The node section of that explain doesn't look very nice, but that is not really new - is going to be the same in the old versions of the query. Would either need to denormalize node.status to comment, or consider doing some filtering in PHP (how many new comments are really likely to be on an unpublished node?), but that's also another issue.

sun’s picture

So #2 + an update to remove the index for this issue?

sun’s picture

Though, odd. The EXPLAIN posted in #1149912-4: Recent comments block displays old, out-of-order comments looked entirely different... sorry, relied on that.

mr.baileys’s picture

Just verified that the EXPLAIN for current HEAD (so without the patch from #2) is the same as the EXPLAIN posted in #11 (so with the patch from #2 applied)

I'd prefer have #2 committed to fix the random test failures (and is considered critical), and then re-open #1149912: Recent comments block displays old, out-of-order comments to hash out the index stuff (An update function was added to add the index. Now the next update function would remove it again.
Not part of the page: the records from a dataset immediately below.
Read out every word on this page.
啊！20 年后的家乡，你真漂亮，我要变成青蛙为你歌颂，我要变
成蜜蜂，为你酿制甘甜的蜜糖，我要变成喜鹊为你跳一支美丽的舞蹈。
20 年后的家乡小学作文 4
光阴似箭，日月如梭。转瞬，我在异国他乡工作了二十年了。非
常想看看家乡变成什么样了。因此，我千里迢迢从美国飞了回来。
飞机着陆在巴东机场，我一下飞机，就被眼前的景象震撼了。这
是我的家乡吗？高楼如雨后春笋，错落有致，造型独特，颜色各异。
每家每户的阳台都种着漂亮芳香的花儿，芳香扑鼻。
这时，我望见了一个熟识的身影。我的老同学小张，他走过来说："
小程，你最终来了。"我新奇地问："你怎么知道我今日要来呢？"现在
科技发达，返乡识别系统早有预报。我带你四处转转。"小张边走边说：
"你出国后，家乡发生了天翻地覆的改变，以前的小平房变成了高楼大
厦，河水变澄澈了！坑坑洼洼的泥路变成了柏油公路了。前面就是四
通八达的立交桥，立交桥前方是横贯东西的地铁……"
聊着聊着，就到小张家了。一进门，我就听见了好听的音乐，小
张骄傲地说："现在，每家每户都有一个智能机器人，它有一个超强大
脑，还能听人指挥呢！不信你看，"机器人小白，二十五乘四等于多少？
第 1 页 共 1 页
Let's take some time to make sure we get it right to prevent 3 index-altering update functions in a row :) )

catch’s picture

Issue tags: +Needs backport to D7

Re-opened the other issue to discuss the index.

Since this restores ordering back to where it was three weeks ago (minus the bug the other issue fixed), the EXPLAIN here is as good as it's going to get with the current query, and the other issue is going to need the indexes properly examining anyway, this is RTBC.

Does not need tests because it already has them and they're failing due to the code, just not every single test run. If by some bizarre chance there is another reason that test fails, we'll soon find out.

However:

+    ->orderBy('c.cid', 'DESC')

Let's add a comment just above here so someone doesn't come along and remove it again. Something like

"Additionally order by cid so that comments posted with the same timestamp are shown in the exact order posted"?

mr.baileys’s picture

Makes sense, patch attached with the additional comment on why we are introducing c.cid ordering.

catch’s picture

Status: Needs review » Reviewed & tested by the community

Thanks!

grendzy’s picture

I think the code comment should explain the cid order is needed for SimpleTest. Otherwise, the reader is left wondering why exact ordering matters.

sun’s picture

The existing comment sufficiently explains the additional orderBy for me.

rfay’s picture

This breaks the testbot fairly regularly. Let's get it into both 8.x and 7.x

Dries’s picture

Status: Reviewed & tested by the community » Fixed

Committed to 7.x and 8.x. Thanks!

Automatically closed -- issue fixed for 2 weeks with no activity.